2 A.M., I wake up to the sound of my Dutch hostel-mate snogging. Very loudly. I check my phone and lo and behold – my friend’s mother back in New York has sent my a rather desperate message. Yes, Martin is missing. No texts, no calls, no emails for the past 24 hours. Yes, he was headed to Assisi. No, I haven’t heard anything either. Do you want me to take a look…? If you’re sure it’s really necessary…
The next thing I know, I find myself bound for the next train to Assisi, hunting for a friend in the wilds of Tuscany and Umbria. I meet an old woman who asked if I was Catholic. I got off at a wrong station and was given wrong directions by a man who desperately wanted a lighter for a smoke. I also spent two hours knocking on the doors of monasteries, duck-talking with two police stations to file a missing persons report in a mix of English, Greek, Spanish, and Italian. Pseudo-Polyglot level up. The good officer spoke no Anglo-Saexe.
“Hablo Espanol?” he asks.
I shake my head. I can only explain that an amigo of mine is missing. He seems to nod.
“Μιλατε Ελληνικα?” I ask at last , without much hope. (Do you, sir, speak Greek?)
“EH?!” bellows the guard, followed by a mutter that sounded rather like a: “Que cazzo?”
The conversation, you can imagine, went swimmingly. I finally found an officer who spoke enough English to file the report. Blessed be the bilinguals.

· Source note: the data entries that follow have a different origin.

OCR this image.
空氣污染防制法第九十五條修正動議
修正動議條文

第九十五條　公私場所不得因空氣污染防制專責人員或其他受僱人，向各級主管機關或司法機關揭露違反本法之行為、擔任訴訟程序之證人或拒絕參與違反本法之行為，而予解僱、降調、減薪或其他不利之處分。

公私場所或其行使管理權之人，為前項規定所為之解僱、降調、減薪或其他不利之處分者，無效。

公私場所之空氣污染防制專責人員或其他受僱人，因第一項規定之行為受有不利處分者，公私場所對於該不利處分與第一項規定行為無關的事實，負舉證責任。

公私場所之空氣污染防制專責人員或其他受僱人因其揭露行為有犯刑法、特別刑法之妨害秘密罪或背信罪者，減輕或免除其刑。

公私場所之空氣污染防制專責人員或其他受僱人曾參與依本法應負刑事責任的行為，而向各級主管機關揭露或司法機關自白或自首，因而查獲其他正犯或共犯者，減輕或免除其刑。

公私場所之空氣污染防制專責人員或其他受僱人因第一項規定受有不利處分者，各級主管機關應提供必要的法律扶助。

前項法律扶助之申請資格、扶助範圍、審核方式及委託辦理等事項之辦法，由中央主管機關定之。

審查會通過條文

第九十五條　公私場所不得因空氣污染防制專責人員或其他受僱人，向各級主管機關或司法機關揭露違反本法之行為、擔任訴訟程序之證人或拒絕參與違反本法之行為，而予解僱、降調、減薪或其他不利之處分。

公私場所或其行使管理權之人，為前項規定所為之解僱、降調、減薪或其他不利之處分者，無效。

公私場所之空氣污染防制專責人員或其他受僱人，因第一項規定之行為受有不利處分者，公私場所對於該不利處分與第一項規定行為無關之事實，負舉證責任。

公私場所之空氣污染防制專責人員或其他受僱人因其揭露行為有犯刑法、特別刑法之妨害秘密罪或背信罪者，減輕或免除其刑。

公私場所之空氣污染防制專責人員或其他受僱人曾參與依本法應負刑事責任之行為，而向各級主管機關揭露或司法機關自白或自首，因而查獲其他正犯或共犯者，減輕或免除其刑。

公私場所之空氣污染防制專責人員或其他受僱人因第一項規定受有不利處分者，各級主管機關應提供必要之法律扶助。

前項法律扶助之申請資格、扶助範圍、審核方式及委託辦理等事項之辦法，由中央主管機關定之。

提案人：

Assisi, as you might recall, was the famed town of St. Francis, a holy man known for renouncing business, starting an order of monks, and tweeting with birds, as loners are wont to do. Well, he only talked about loving animals once, but that doesn’t stop wishful neophytes from inundating his iconography with critters of fur and feather. In short, he was a very devout man from a very devout town now full of monasteries, splendid views, and St. Francis bobble-heads. Kyrie Eleison. You can thus imagine the incongruity of a bewildered and exhausted Josh muttering mild imprecations as he hunts for his MIA friend in this wonderful little Italian town with godawful lasagna, for about four hours.

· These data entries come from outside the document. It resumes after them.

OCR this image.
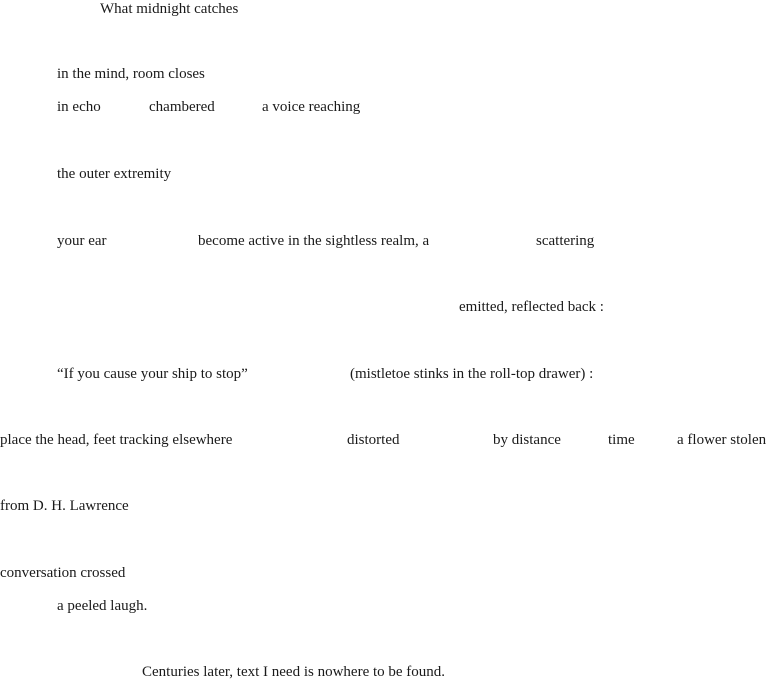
What midnight catches
in the mind, room closes
in echo	chambered	a voice reaching
the outer extremity
your ear	become active in the sightless realm, a	scattering
emitted, reflected back :
“If you cause your ship to stop”	(mistletoe stinks in the roll-top drawer) :
place the head, feet tracking elsewhere	distorted	by distance	time	a flower stolen
from D. H. Lawrence
conversation crossed
a peeled laugh.
Centuries later, text I need is nowhere to be found.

It’s only when I’m about to leave, with no sign of my friend, and very little wi-fi, that I receive the news that my friend had finally found wi-fi and contacted his dear, distraught parents. On the other side of Assisi. Of course, by then my time is up and I needed to get to the train, exhausted, but vaguely relieved. At least he’s not dead or something. But how anticlimactic! I return to Florence, glad to have seen one more city than I’d intended otherwise. The flight to Germany comes next!